Patrick A. “Pat” Zollner is an Associate Professor of Quantitative Ecology in the Department of Forestry and Natural Resources (FNR) at /urdue University.  Pat received his B.S. in Natural Resources from the School of Natural Resources at the University of Michigan in 1989, his M.S. in Wildlife Ecology from Mississippi State University in 1993, and his Ph.D. in Ecology from Indiana State University in 1998.  Subsequently he worked for six years as a research ecologist in the Northcentral Research Station of the US Forest Service where he was stationed in the Landscape Ecology project in Rhinelander Wisconsin.

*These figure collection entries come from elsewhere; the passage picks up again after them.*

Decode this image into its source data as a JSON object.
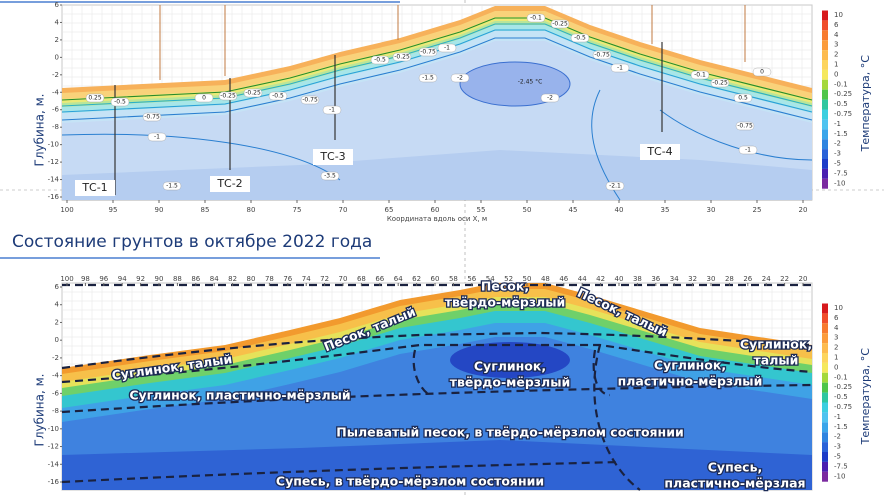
{
  "top_panel": {
    "y_label": "Глубина, м.",
    "x_label": "Координата вдоль оси X, м",
    "yticks": [
      6,
      4,
      2,
      0,
      -2,
      -4,
      -6,
      -8,
      -10,
      -12,
      -14,
      -16
    ],
    "xticks": [
      100,
      95,
      90,
      85,
      80,
      75,
      70,
      65,
      60,
      55,
      50,
      45,
      40,
      35,
      30,
      25,
      20
    ],
    "boreholes": [
      "ТС-1",
      "ТС-2",
      "ТС-3",
      "ТС-4"
    ],
    "center_label": "-2.45 °C",
    "contour_labels": [
      "0.25",
      "-0.5",
      "-0.75",
      "-1",
      "-1.5",
      "0",
      "-0.25",
      "-0.25",
      "-0.5",
      "-0.75",
      "-1",
      "-3.5",
      "-0.5",
      "-0.25",
      "-0.75",
      "-1",
      "-1.5",
      "-2",
      "-2",
      "-0.1",
      "-0.25",
      "-0.5",
      "-0.75",
      "-1",
      "-0.1",
      "-0.25",
      "0.5",
      "-0.75",
      "-1",
      "-2.1",
      "0"
    ]
  },
  "legend": {
    "title": "Температура, °C",
    "items": [
      {
        "label": "10",
        "color": "#d7191c"
      },
      {
        "label": "6",
        "color": "#f04e2b"
      },
      {
        "label": "4",
        "color": "#f77b2f"
      },
      {
        "label": "3",
        "color": "#fb9c3c"
      },
      {
        "label": "2",
        "color": "#fdbb4f"
      },
      {
        "label": "1",
        "color": "#fdd55e"
      },
      {
        "label": "0",
        "color": "#f5e85d"
      },
      {
        "label": "-0.1",
        "color": "#a4d83c"
      },
      {
        "label": "-0.25",
        "color": "#4fc54a"
      },
      {
        "label": "-0.5",
        "color": "#2fc7a0"
      },
      {
        "label": "-0.75",
        "color": "#3ccfe0"
      },
      {
        "label": "-1",
        "color": "#4fc3f0"
      },
      {
        "label": "-1.5",
        "color": "#3aa5ea"
      },
      {
        "label": "-2",
        "color": "#2f84e0"
      },
      {
        "label": "-3",
        "color": "#2a62d8"
      },
      {
        "label": "-5",
        "color": "#1d3cc8"
      },
      {
        "label": "-7.5",
        "color": "#4a1fb0"
      },
      {
        "label": "-10",
        "color": "#7b2aa0"
      }
    ]
  },
  "heading": "Состояние грунтов в октябре 2022 года",
  "bottom_panel": {
    "y_label": "Глубина, м.",
    "yticks": [
      6,
      4,
      2,
      0,
      -2,
      -4,
      -6,
      -8,
      -10,
      -12,
      -14,
      -16
    ],
    "xticks": [
      100,
      98,
      96,
      94,
      92,
      90,
      88,
      86,
      84,
      82,
      80,
      78,
      76,
      74,
      72,
      70,
      68,
      66,
      64,
      62,
      60,
      58,
      56,
      54,
      52,
      50,
      48,
      46,
      44,
      42,
      40,
      38,
      36,
      34,
      32,
      30,
      28,
      26,
      24,
      22,
      20
    ],
    "layers": [
      {
        "lines": [
          "Песок, талый"
        ]
      },
      {
        "lines": [
          "Песок, талый"
        ]
      },
      {
        "lines": [
          "Песок,",
          "твёрдо-мёрзлый"
        ]
      },
      {
        "lines": [
          "Суглинок, талый"
        ]
      },
      {
        "lines": [
          "Суглинок,",
          "талый"
        ]
      },
      {
        "lines": [
          "Суглинок,",
          "твёрдо-мёрзлый"
        ]
      },
      {
        "lines": [
          "Суглинок,",
          "пластично-мёрзлый"
        ]
      },
      {
        "lines": [
          "Суглинок, пластично-мёрзлый"
        ]
      },
      {
        "lines": [
          "Пылеватый песок, в твёрдо-мёрзлом состоянии"
        ]
      },
      {
        "lines": [
          "Супесь, в твёрдо-мёрзлом состоянии"
        ]
      },
      {
        "lines": [
          "Супесь,",
          "пластично-мёрзлая"
        ]
      }
    ]
  }
}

While working for the US Forest Service Pat was a recipient of a Presidential Early Career Science award for collaborative research with the Great Lakes Indian Fish and Wildlife Commission on the reintroduction of American marten ( Martes americana ) in northern Wisconsin.  His research interests focus on understanding the interactions between animal behavior (specifically movement patterns) and landscape patterns of habitat resulting from human activity (e.g., forest management or fragmentation).  Typically this work focuses on mammalian models systems although he has some experience working with birds as well.  He relies on iterative combinations of field experiments to define the rules animals use for movement and individually based spatially explicit simulation models to investigate the implications of those rules in circumstances beyond those in which data were collected and thus to motivate additional field work on critical aspects of the interactions between animals and the landscapes in which they live.  Thematically Pat’s research focuses on behavioral ecology and landscape ecology in the context of questions about the conservation of species of concern and his work has implications for both theoretical considerations (e.g. understanding animal movement rules and their implications) and also has important applied repercussions for conservation efforts.